Folha Santista: Pode relembrar alguma história de bastidor, engraçada ou curiosa, envolvendo a organização da Tarrafa?
Tahan: Poucas vezes tivemos falha em relação a escritores que não puderam vir. Porém, teve um fato ocorrido na primeira Tarrafa, em 2009. Envolveu o canadense, que morava na França, Jeremy Mercer, autor de um livro genial chamado “Um livro por dia”, que conta a experiência dele em morar na “Shakespeare and Company”, a livraria parisiense. Ele não pôde vir, porque esqueceu de tirar o visto para poder viajar ao Brasil. Jeremy gravou um vídeo, pedindo milhões de desculpas ao público, se dizendo culpado, o causador do problema, tirando a responsabilidade do festival. No vídeo, ele aparece de joelhos, quase rezando, pedindo desculpas para o público. No ano seguinte ele veio e roubou a cena como um dos autores mais simpáticos da história do evento. Outro fator curioso é que, pela primeira vez na vida, ele jogou futebol. Adoramos futebol e, apesar de não sermos grandes craques, temos essa mania de fazer um jogo na Tarrafa. Ele jogou pela primeira vez, tirou a chuteira, pediu para a gente autografar e eu, modestamente, criei um nome para o momento: escrevi Pelé.
Folha Santista: Ao longo dos anos, você teve e tem contato direto com inúmeros escritores, brasileiros e internacionais. Observou algum fato estranho, por conta de excentricidades de algum dos autores?
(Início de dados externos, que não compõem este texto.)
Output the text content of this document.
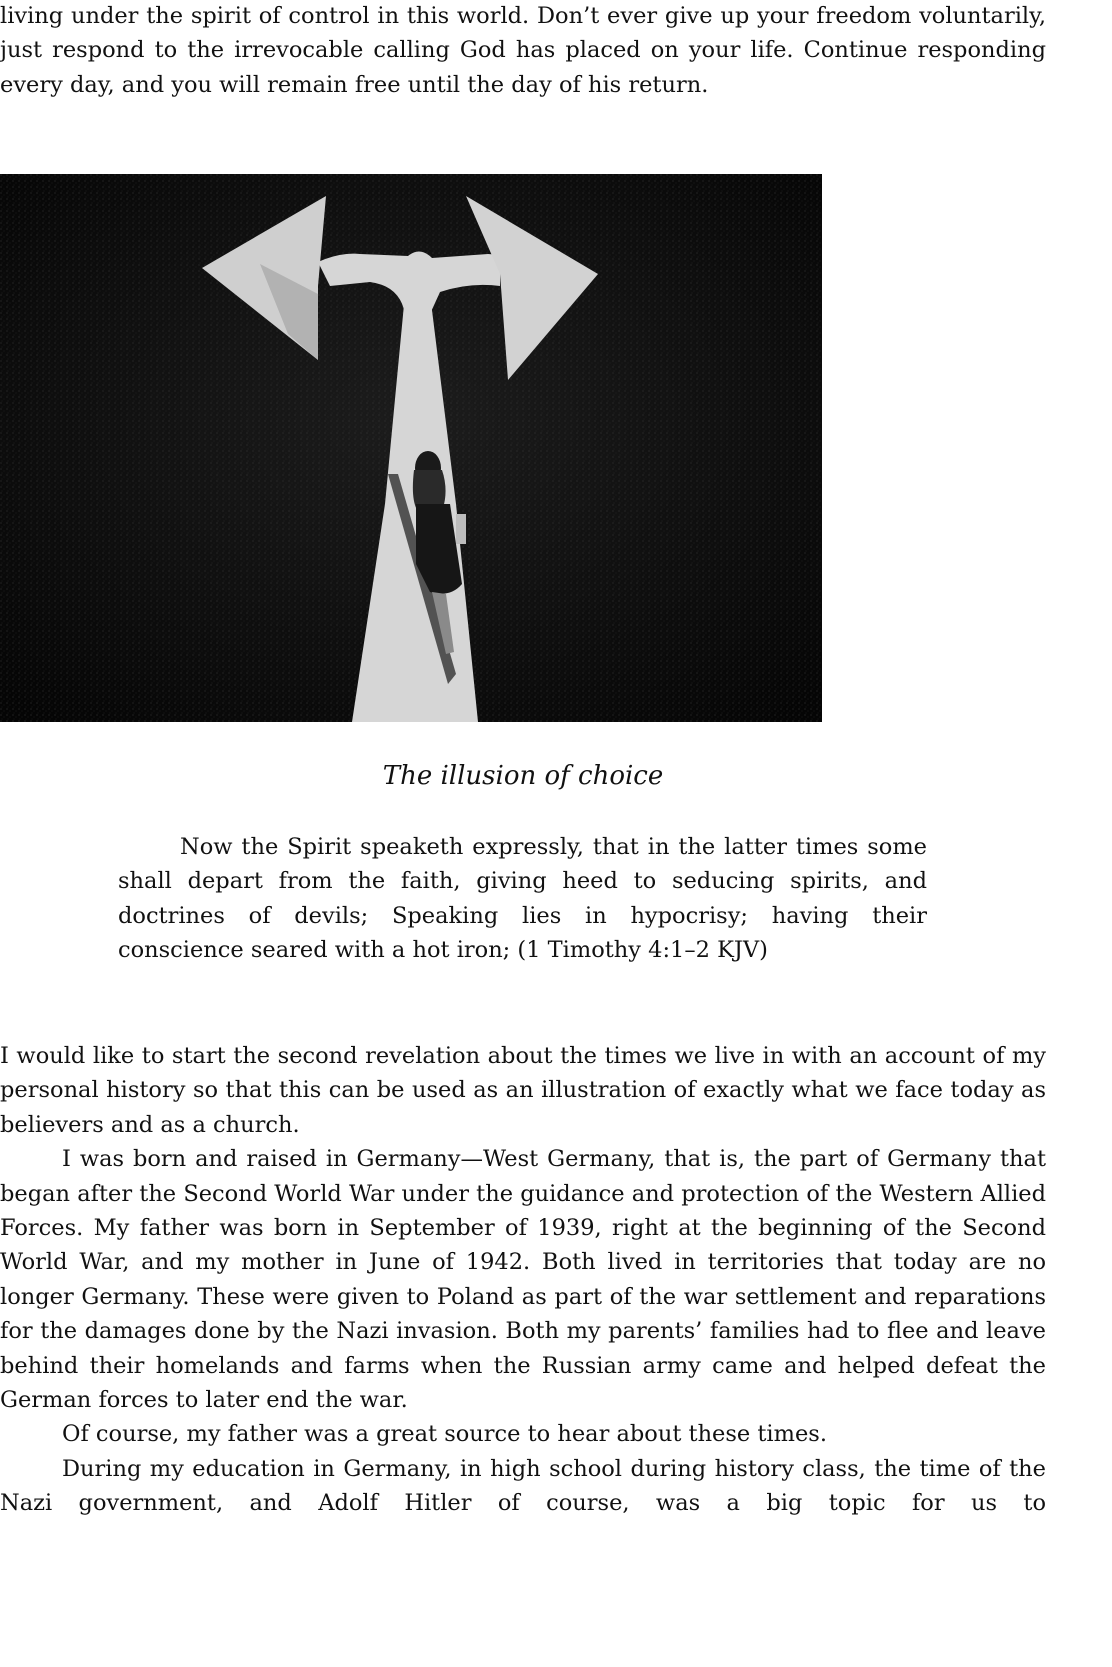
living under the spirit of control in this world. Don’t ever give up your freedom voluntarily, just respond to the irrevocable calling God has placed on your life. Continue responding every day, and you will remain free until the day of his return.

The illusion of choice

Now the Spirit speaketh expressly, that in the latter times some shall depart from the faith, giving heed to seducing spirits, and doctrines of devils; Speaking lies in hypocrisy; having their conscience seared with a hot iron; (1 Timothy 4:1–2 KJV)

I would like to start the second revelation about the times we live in with an account of my personal history so that this can be used as an illustration of exactly what we face today as believers and as a church.

I was born and raised in Germany—West Germany, that is, the part of Germany that began after the Second World War under the guidance and protection of the Western Allied Forces. My father was born in September of 1939, right at the beginning of the Second World War, and my mother in June of 1942. Both lived in territories that today are no longer Germany. These were given to Poland as part of the war settlement and reparations for the damages done by the Nazi invasion. Both my parents’ families had to flee and leave behind their homelands and farms when the Russian army came and helped defeat the German forces to later end the war.

Of course, my father was a great source to hear about these times.

During my education in Germany, in high school during history class, the time of the Nazi government, and Adolf Hitler of course, was a big topic for us to
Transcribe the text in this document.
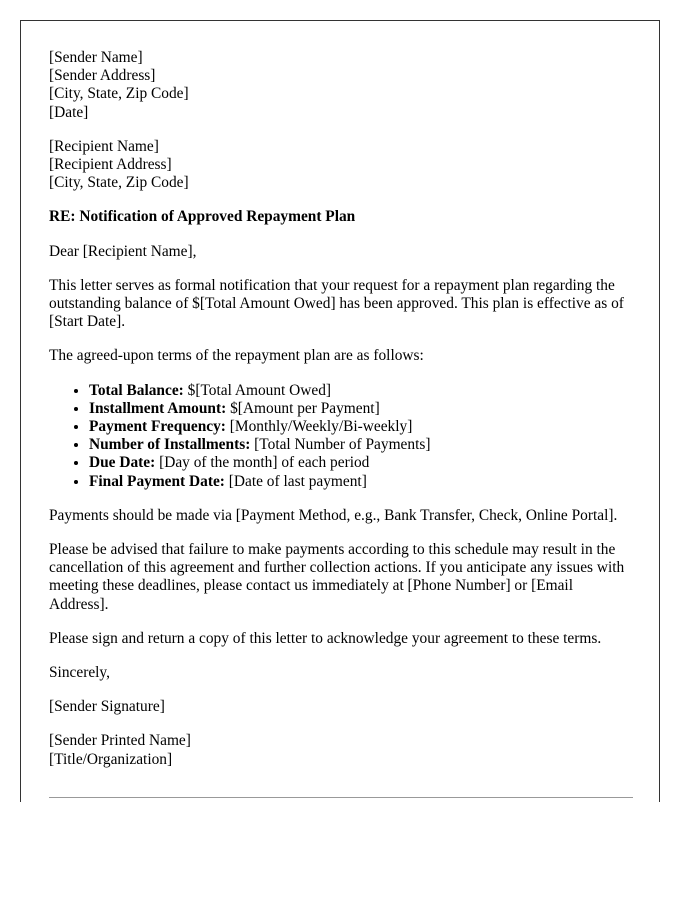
[Sender Name]
[Sender Address]
[City, State, Zip Code]
[Date]

[Recipient Name]
[Recipient Address]
[City, State, Zip Code]

RE: Notification of Approved Repayment Plan

Dear [Recipient Name],

This letter serves as formal notification that your request for a repayment plan regarding the outstanding balance of $[Total Amount Owed] has been approved. This plan is effective as of [Start Date].

The agreed-upon terms of the repayment plan are as follows:

• Total Balance: $[Total Amount Owed]
• Installment Amount: $[Amount per Payment]
• Payment Frequency: [Monthly/Weekly/Bi-weekly]
• Number of Installments: [Total Number of Payments]
• Due Date: [Day of the month] of each period
• Final Payment Date: [Date of last payment]

Payments should be made via [Payment Method, e.g., Bank Transfer, Check, Online Portal].

Please be advised that failure to make payments according to this schedule may result in the cancellation of this agreement and further collection actions. If you anticipate any issues with meeting these deadlines, please contact us immediately at [Phone Number] or [Email Address].

Please sign and return a copy of this letter to acknowledge your agreement to these terms.

Sincerely,

[Sender Signature]

[Sender Printed Name]
[Title/Organization]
Tahan: Na verdade, presenciei poucas esquisitices. Uma que me lembro agora foi com o poeta, pensador de grande texto da África, o camaronês Célestin Monga. Ele sempre pedia, em um pequeno intervalo de horas, uma jarra de água muito quente para beber chá. Nós tínhamos de ficar atento às vontades, aos rituais do camaronês. Ele adorava beber o chá quente, enquanto estava no hotel esperando para participar dos trabalhos.